The economics of open source in the world of storage.

Brian Wong, one of Sun's Distinguished Engineers spoke this morning and stated categorically that the "Storage [Market] is right to be disrupted".

He argued that the general purpose OS (such as Solaris) offers massive developer economies of scale, by which we mean operating system develepor economics. He quoted an example of one of our disk controller operating systems which we have 31 developers and no community, where as for Solaris, Sun employs 1200 people with an extended community of tens of thousands. Even if fixing bugs was the only work that developers need to do, 31 is not a lot of people, but storage devices and hence their OS need to evolve to remain useful.

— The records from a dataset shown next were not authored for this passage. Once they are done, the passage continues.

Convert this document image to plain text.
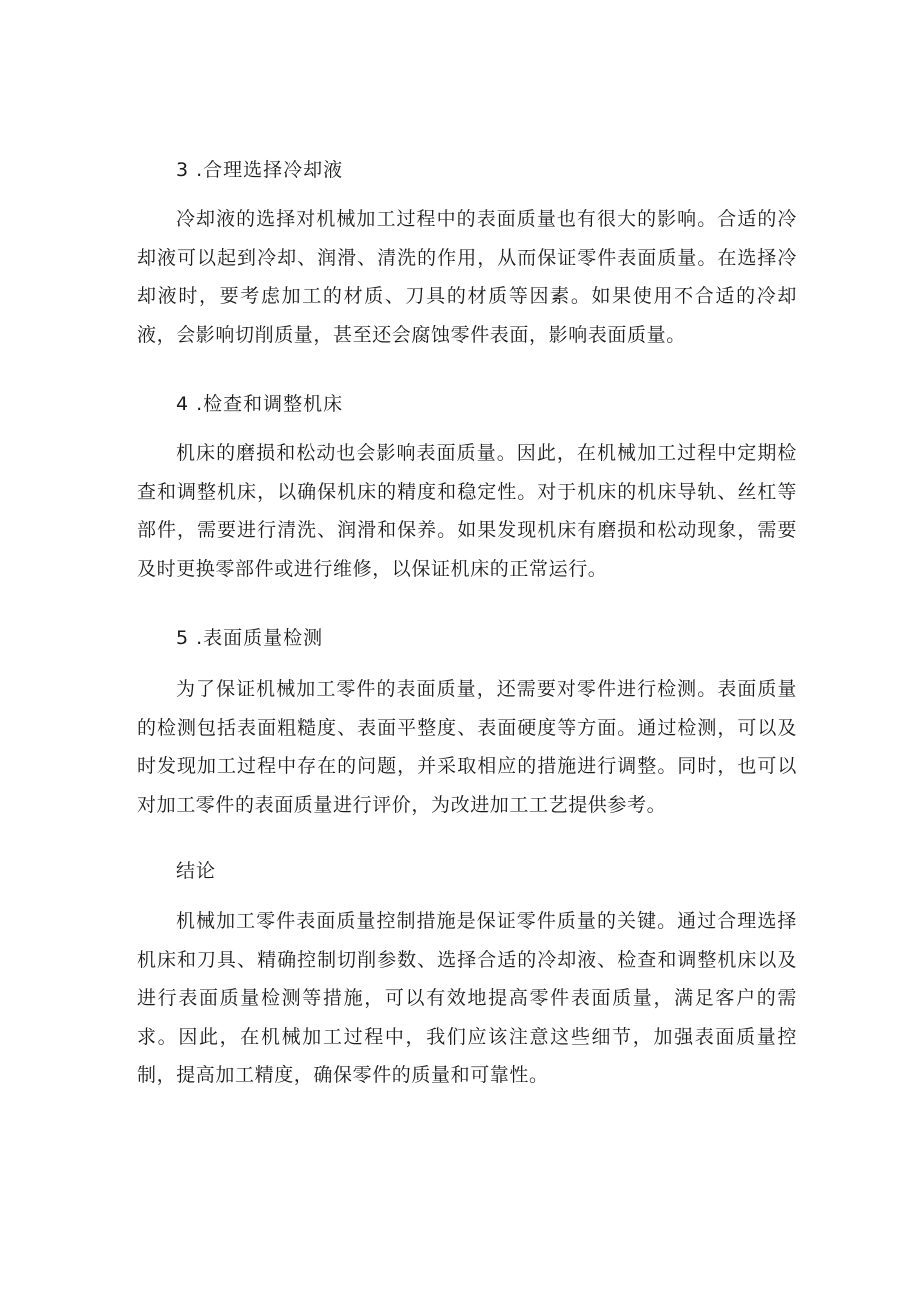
3 .合理选择冷却液
冷却液的选择对机械加工过程中的表面质量也有很大的影响。合适的冷却液可以起到冷却、润滑、清洗的作用，从而保证零件表面质量。在选择冷却液时，要考虑加工的材质、刀具的材质等因素。如果使用不合适的冷却液，会影响切削质量，甚至还会腐蚀零件表面，影响表面质量。
4 .检查和调整机床
机床的磨损和松动也会影响表面质量。因此，在机械加工过程中定期检查和调整机床，以确保机床的精度和稳定性。对于机床的机床导轨、丝杠等部件，需要进行清洗、润滑和保养。如果发现机床有磨损和松动现象，需要及时更换零部件或进行维修，以保证机床的正常运行。
5 .表面质量检测
为了保证机械加工零件的表面质量，还需要对零件进行检测。表面质量的检测包括表面粗糙度、表面平整度、表面硬度等方面。通过检测，可以及时发现加工过程中存在的问题，并采取相应的措施进行调整。同时，也可以对加工零件的表面质量进行评价，为改进加工工艺提供参考。
结论
机械加工零件表面质量控制措施是保证零件质量的关键。通过合理选择机床和刀具、精确控制切削参数、选择合适的冷却液、检查和调整机床以及进行表面质量检测等措施，可以有效地提高零件表面质量，满足客户的需求。因此，在机械加工过程中，我们应该注意这些细节，加强表面质量控制，提高加工精度，确保零件的质量和可靠性。
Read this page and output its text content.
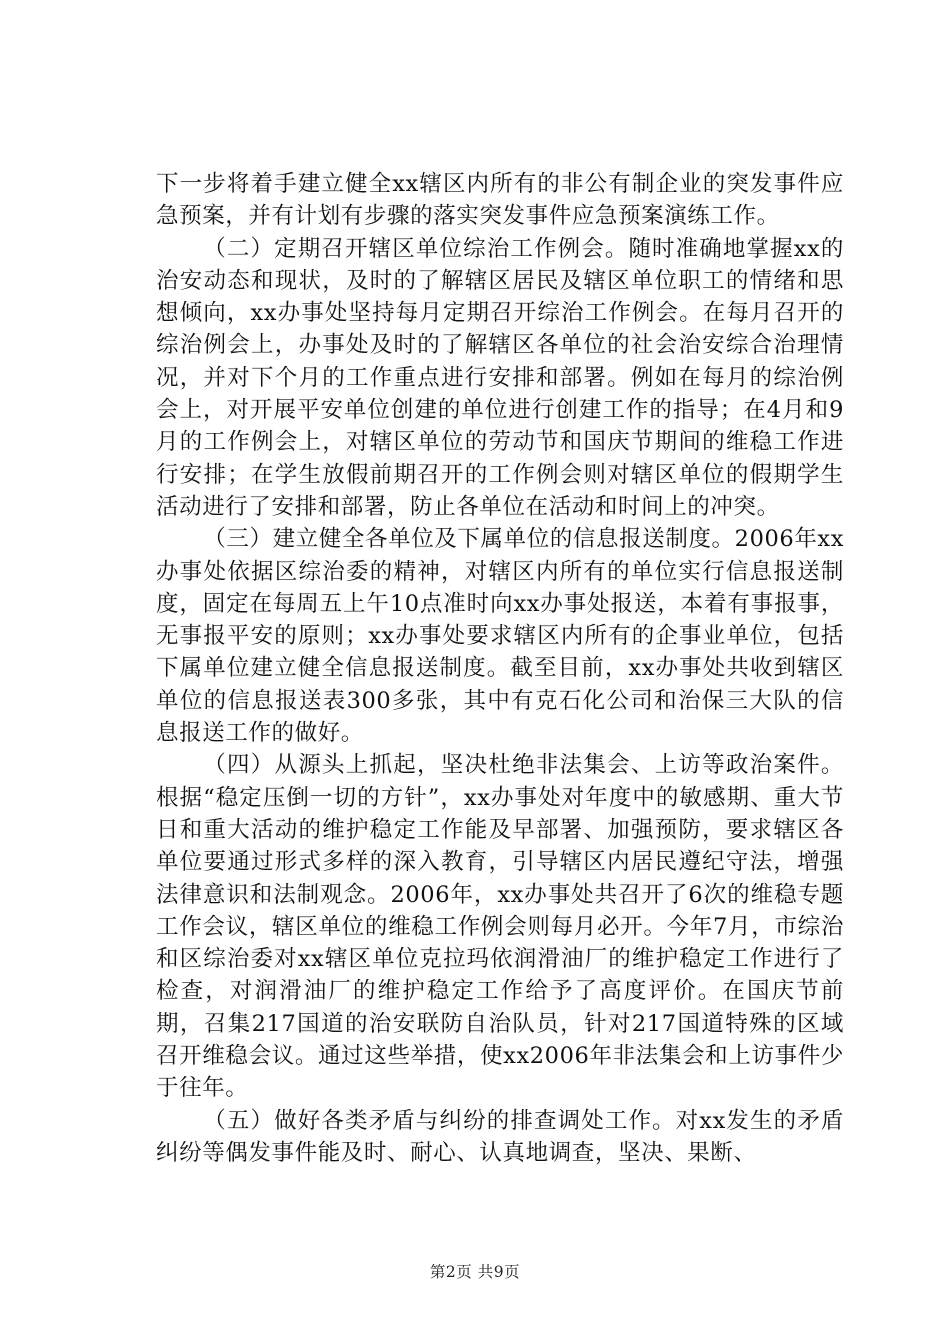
下一步将着手建立健全xx辖区内所有的非公有制企业的突发事件应急预案，并有计划有步骤的落实突发事件应急预案演练工作。

（二）定期召开辖区单位综治工作例会。随时准确地掌握xx的治安动态和现状，及时的了解辖区居民及辖区单位职工的情绪和思想倾向，xx办事处坚持每月定期召开综治工作例会。在每月召开的综治例会上，办事处及时的了解辖区各单位的社会治安综合治理情况，并对下个月的工作重点进行安排和部署。例如在每月的综治例会上，对开展平安单位创建的单位进行创建工作的指导；在4月和9月的工作例会上，对辖区单位的劳动节和国庆节期间的维稳工作进行安排；在学生放假前期召开的工作例会则对辖区单位的假期学生活动进行了安排和部署，防止各单位在活动和时间上的冲突。

（三）建立健全各单位及下属单位的信息报送制度。2006年xx办事处依据区综治委的精神，对辖区内所有的单位实行信息报送制度，固定在每周五上午10点准时向xx办事处报送，本着有事报事，无事报平安的原则；xx办事处要求辖区内所有的企事业单位，包括下属单位建立健全信息报送制度。截至目前，xx办事处共收到辖区单位的信息报送表300多张，其中有克石化公司和治保三大队的信息报送工作的做好。

（四）从源头上抓起，坚决杜绝非法集会、上访等政治案件。根据“稳定压倒一切的方针”，xx办事处对年度中的敏感期、重大节日和重大活动的维护稳定工作能及早部署、加强预防，要求辖区各单位要通过形式多样的深入教育，引导辖区内居民遵纪守法，增强法律意识和法制观念。2006年，xx办事处共召开了6次的维稳专题工作会议，辖区单位的维稳工作例会则每月必开。今年7月，市综治和区综治委对xx辖区单位克拉玛依润滑油厂的维护稳定工作进行了检查，对润滑油厂的维护稳定工作给予了高度评价。在国庆节前期，召集217国道的治安联防自治队员，针对217国道特殊的区域召开维稳会议。通过这些举措，使xx2006年非法集会和上访事件少于往年。

（五）做好各类矛盾与纠纷的排查调处工作。对xx发生的矛盾纠纷等偶发事件能及时、耐心、认真地调查，坚决、果断、

第2页 共9页
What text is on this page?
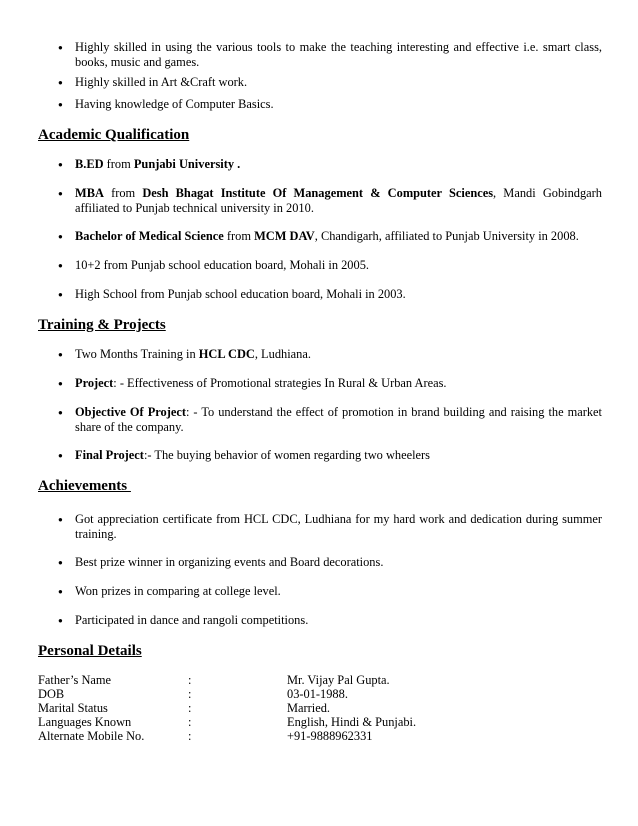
● Highly skilled in using the various tools to make the teaching interesting and effective i.e. smart class, books, music and games.
● Highly skilled in Art &Craft work.
● Having knowledge of Computer Basics.
Academic Qualification
● B.ED from Punjabi University .
● MBA from Desh Bhagat Institute Of Management & Computer Sciences, Mandi Gobindgarh affiliated to Punjab technical university in 2010.
● Bachelor of Medical Science from MCM DAV, Chandigarh, affiliated to Punjab University in 2008.
● 10+2 from Punjab school education board, Mohali in 2005.
● High School from Punjab school education board, Mohali in 2003.
Training & Projects
● Two Months Training in HCL CDC, Ludhiana.
● Project: - Effectiveness of Promotional strategies In Rural & Urban Areas.
● Objective Of Project: - To understand the effect of promotion in brand building and raising the market share of the company.
● Final Project:- The buying behavior of women regarding two wheelers
Achievements
● Got appreciation certificate from HCL CDC, Ludhiana for my hard work and dedication during summer training.
● Best prize winner in organizing events and Board decorations.
● Won prizes in comparing at college level.
● Participated in dance and rangoli competitions.
Personal Details
Father’s Name	:	Mr. Vijay Pal Gupta.
DOB	:	03-01-1988.
Marital Status	:	Married.
Languages Known	:	English, Hindi & Punjabi.
Alternate Mobile No.	:	+91-9888962331
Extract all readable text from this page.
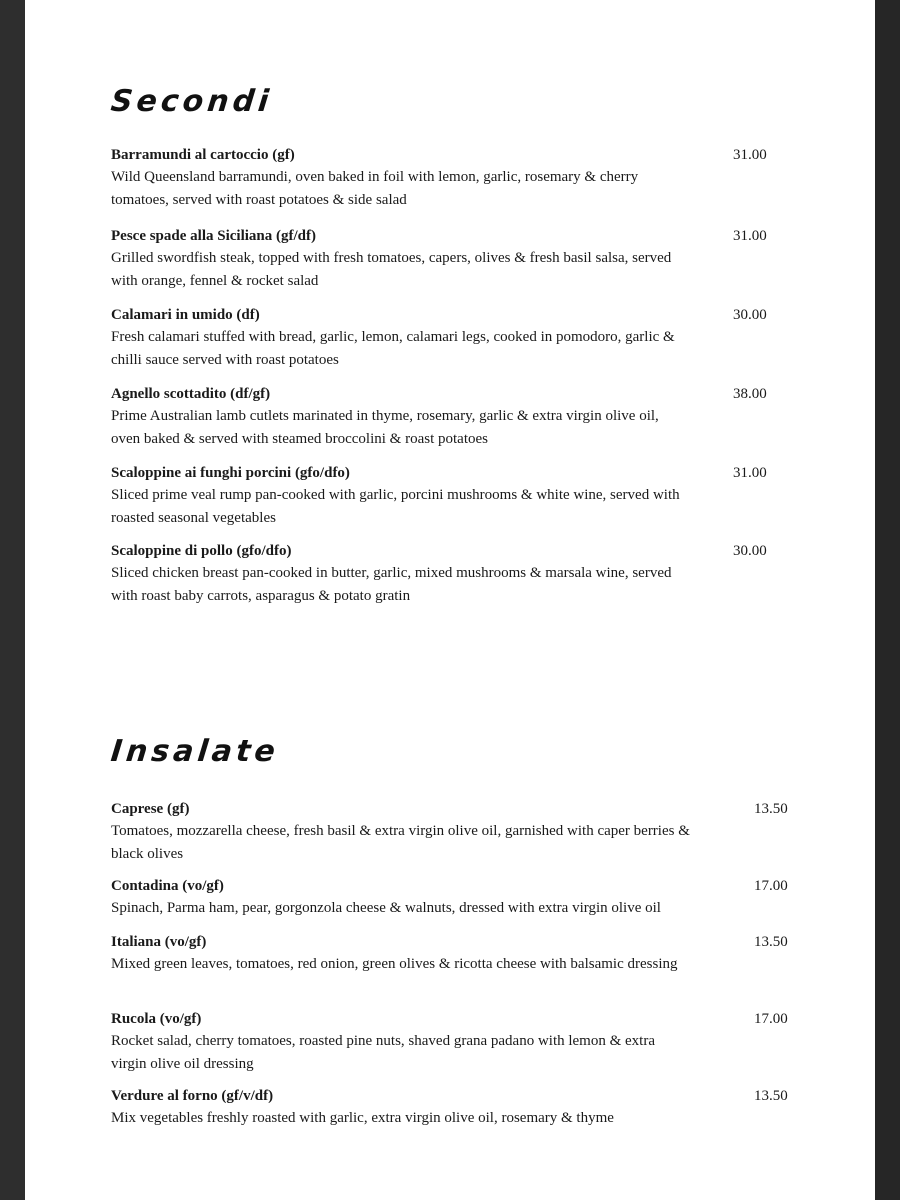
Secondi

Barramundi al cartoccio (gf)

Wild Queensland barramundi, oven baked in foil with lemon, garlic, rosemary & cherry tomatoes, served with roast potatoes & side salad

31.00

Pesce spade alla Siciliana (gf/df)

Grilled swordfish steak, topped with fresh tomatoes, capers, olives & fresh basil salsa, served with orange, fennel & rocket salad

31.00

Calamari in umido (df)

Fresh calamari stuffed with bread, garlic, lemon, calamari legs, cooked in pomodoro, garlic & chilli sauce served with roast potatoes

30.00

Agnello scottadito (df/gf)

Prime Australian lamb cutlets marinated in thyme, rosemary, garlic & extra virgin olive oil, oven baked & served with steamed broccolini & roast potatoes

38.00

Scaloppine ai funghi porcini (gfo/dfo)

Sliced prime veal rump pan-cooked with garlic, porcini mushrooms & white wine, served with roasted seasonal vegetables

31.00

Scaloppine di pollo (gfo/dfo)

Sliced chicken breast pan-cooked in butter, garlic, mixed mushrooms & marsala wine, served with roast baby carrots, asparagus & potato gratin

30.00
Insalate

Caprese (gf)

Tomatoes, mozzarella cheese, fresh basil & extra virgin olive oil, garnished with caper berries & black olives

13.50

Contadina (vo/gf)

Spinach, Parma ham, pear, gorgonzola cheese & walnuts, dressed with extra virgin olive oil

17.00

Italiana (vo/gf)

Mixed green leaves, tomatoes, red onion, green olives & ricotta cheese with balsamic dressing

13.50

Rucola (vo/gf)

Rocket salad, cherry tomatoes, roasted pine nuts, shaved grana padano with lemon & extra virgin olive oil dressing

17.00

Verdure al forno (gf/v/df)

Mix vegetables freshly roasted with garlic, extra virgin olive oil, rosemary & thyme

13.50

He claimed that there are a number of myths about the nature of a storage device operating system, the most prevalent of which is that it needs to be real time. Despite the fact that Solaris has a real time scheduler, Brian argued that storage doesn't need real time.

Furthermore, Solaris is well positioned because as large drives and larger drives come onto the market, Sun's portfolio of storage operating systems functionality which now includes ZFS, Solaris Cluster, the fault management architecture & SMF, together with the highly functional SAM-FS/QFS and Sun availability suit delivers storage functionality to storage administrators and architects. It may also act as very attractive platform for new entrants to the market as opensolaris is available under the Community Development and Distribution License which means that they do not inherit a duty to publish their innovations.

What with the industry leading science in tape devices, we have some interesting times ahead.